Abstract
The ever decreasing cost of Next-Generation Sequencing coupled with the emergence of efficient and reproducible analysis pipelines has rendered genomic methods more accessible. However, downstream analyses are basic or missing in most workflows, creating a significant barrier for non-bioinformaticians. To help close this gap, we developed Cactus, an end-to-end pipeline for analyzing ATAC-Seq and mRNA-Seq data, either separately or jointly. Its Nextflow-, container-, and virtual environment-based architecture ensures efficient and reproducible analyses. Cactus preprocesses raw reads, conducts differential analyses between conditions, and performs enrichment analyses in various databases, including DNA-binding motifs, ChIP-Seq binding sites, chromatin states, and ontologies.

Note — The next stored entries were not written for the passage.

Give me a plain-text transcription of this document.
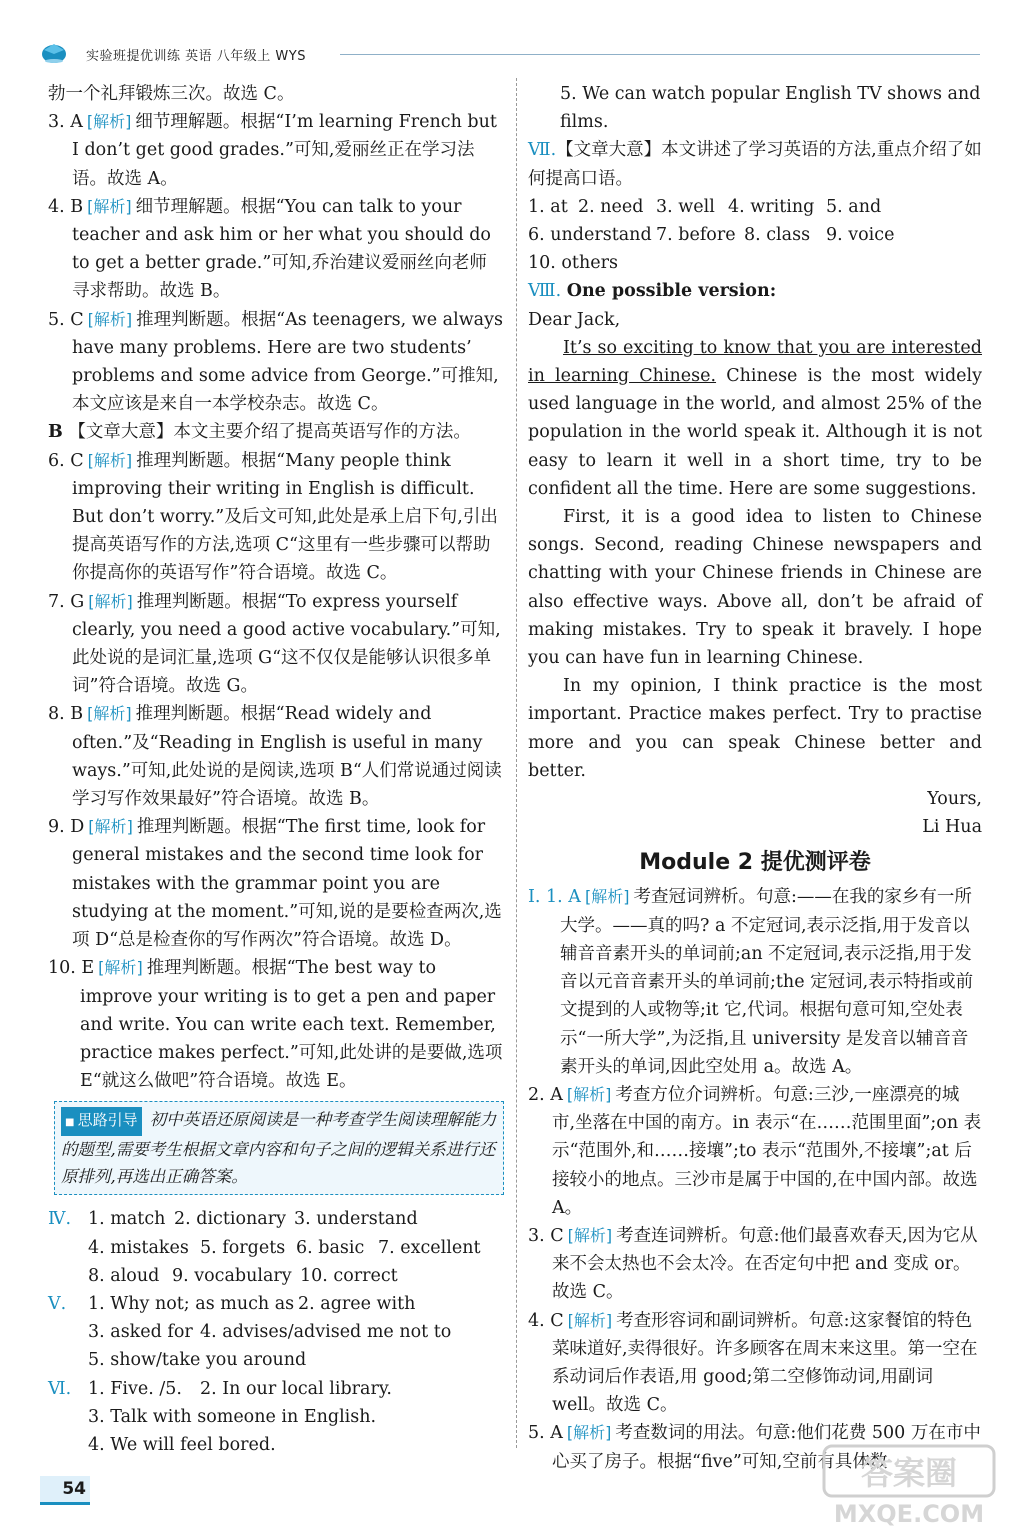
实验班提优训练 英语 八年级上 WYS

勃一个礼拜锻炼三次。故选 C。

3. A [ 解析 ] 细节理解题。根据“I’m learning French but I don’t get good grades.”可知,爱丽丝正在学习法语。故选 A。

4. B [ 解析 ] 细节理解题。根据“You can talk to your teacher and ask him or her what you should do to get a better grade.”可知,乔治建议爱丽丝向老师寻求帮助。故选 B。

5. C [ 解析 ] 推理判断题。根据“As teenagers, we always have many problems. Here are two students’ problems and some advice from George.”可推知,本文应该是来自一本学校杂志。故选 C。

B 【文章大意】本文主要介绍了提高英语写作的方法。

6. C [ 解析 ] 推理判断题。根据“Many people think improving their writing in English is difficult. But don’t worry.”及后文可知,此处是承上启下句,引出提高英语写作的方法,选项 C“这里有一些步骤可以帮助你提高你的英语写作”符合语境。故选 C。

7. G [ 解析 ] 推理判断题。根据“To express yourself clearly, you need a good active vocabulary.”可知,此处说的是词汇量,选项 G“这不仅仅是能够认识很多单词”符合语境。故选 G。

8. B [ 解析 ] 推理判断题。根据“Read widely and often.”及“Reading in English is useful in many ways.”可知,此处说的是阅读,选项 B“人们常说通过阅读学习写作效果最好”符合语境。故选 B。

9. D [ 解析 ] 推理判断题。根据“The first time, look for general mistakes and the second time look for mistakes with the grammar point you are studying at the moment.”可知,说的是要检查两次,选项 D“总是检查你的写作两次”符合语境。故选 D。

10. E [ 解析 ] 推理判断题。根据“The best way to improve your writing is to get a pen and paper and write. You can write each text. Remember, practice makes perfect.”可知,此处讲的是要做,选项 E“就这么做吧”符合语境。故选 E。

■ 思路引导 初中英语还原阅读是一种考查学生阅读理解能力的题型,需要考生根据文章内容和句子之间的逻辑关系进行还原排列,再选出正确答案。
Ⅳ. 1. match 2. dictionary 3. understand
4. mistakes 5. forgets 6. basic 7. excellent
8. aloud 9. vocabulary 10. correct
Ⅴ.	1. Why not; as much as 2. agree with
3. asked for 4. advises/advised me not to
5. show/take you around
Ⅵ. 1. Five. /5.	2. In our local library.
3. Talk with someone in English.
4. We will feel bored.

5. We can watch popular English TV shows and films.

Ⅶ.【文章大意】本文讲述了学习英语的方法,重点介绍了如何提高口语。

1. at 2. need 3. well 4. writing 5. and
6. understand 7. before 8. class 9. voice
10. others

Ⅷ. One possible version:

Dear Jack,

It’s so exciting to know that you are interested in learning Chinese. Chinese is the most widely used language in the world, and almost 25% of the population in the world speak it. Although it is not easy to learn it well in a short time, try to be confident all the time. Here are some suggestions.

First, it is a good idea to listen to Chinese songs. Second, reading Chinese newspapers and chatting with your Chinese friends in Chinese are also effective ways. Above all, don’t be afraid of making mistakes. Try to speak it bravely. I hope you can have fun in learning Chinese.

In my opinion, I think practice is the most important. Practice makes perfect. Try to practise more and you can speak Chinese better and better.

Yours,

Li Hua

Module 2 提优测评卷

Ⅰ. 1. A [ 解析 ] 考查冠词辨析。句意:——在我的家乡有一所大学。——真的吗? a 不定冠词,表示泛指,用于发音以辅音音素开头的单词前;an 不定冠词,表示泛指,用于发音以元音音素开头的单词前;the 定冠词,表示特指或前文提到的人或物等;it 它,代词。根据句意可知,空处表示“一所大学”,为泛指,且 university 是发音以辅音音素开头的单词,因此空处用 a。故选 A。

2. A [ 解析 ] 考查方位介词辨析。句意:三沙,一座漂亮的城市,坐落在中国的南方。in 表示“在……范围里面”;on 表示“范围外,和……接壤”;to 表示“范围外,不接壤”;at 后接较小的地点。三沙市是属于中国的,在中国内部。故选 A。

3. C [ 解析 ] 考查连词辨析。句意:他们最喜欢春天,因为它从来不会太热也不会太冷。在否定句中把 and 变成 or。故选 C。

4. C [ 解析 ] 考查形容词和副词辨析。句意:这家餐馆的特色菜味道好,卖得很好。许多顾客在周末来这里。第一空在系动词后作表语,用 good;第二空修饰动词,用副词 well。故选 C。

5. A [ 解析 ] 考查数词的用法。句意:他们花费 500 万在市中心买了房子。根据“five”可知,空前有具体数

54	答案圈
MXQE.COM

We demonstrate the utility of Cactus in a multi-modal and multi-species case study as well as by showcasing its unique capabilities as compared to other ATAC-Seq pipelines. In conclusion, Cactus can assist researchers in gaining comprehensive insights from chromatin accessibility and gene expression data in a quick, user-friendly, and reproducible manner.
Competing Interest Statement
The authors have declared no competing interest.
Footnotes
- Changed the abstract. - Moved old Fig. 2 (detailed flowchart) to the supplements). - Updated Table 1 to add ATACgraph and fix errors. - Added Fig. S1-3 showing most figures and table outputs of Cactus. - Added Fig. S6 showing genome track examples of HA-HE and LA-LE genes. - Added versions for used tools and fixed typos in names. - Clarified the utility of splitting DA results. - Added reference to a tutorial on the doc.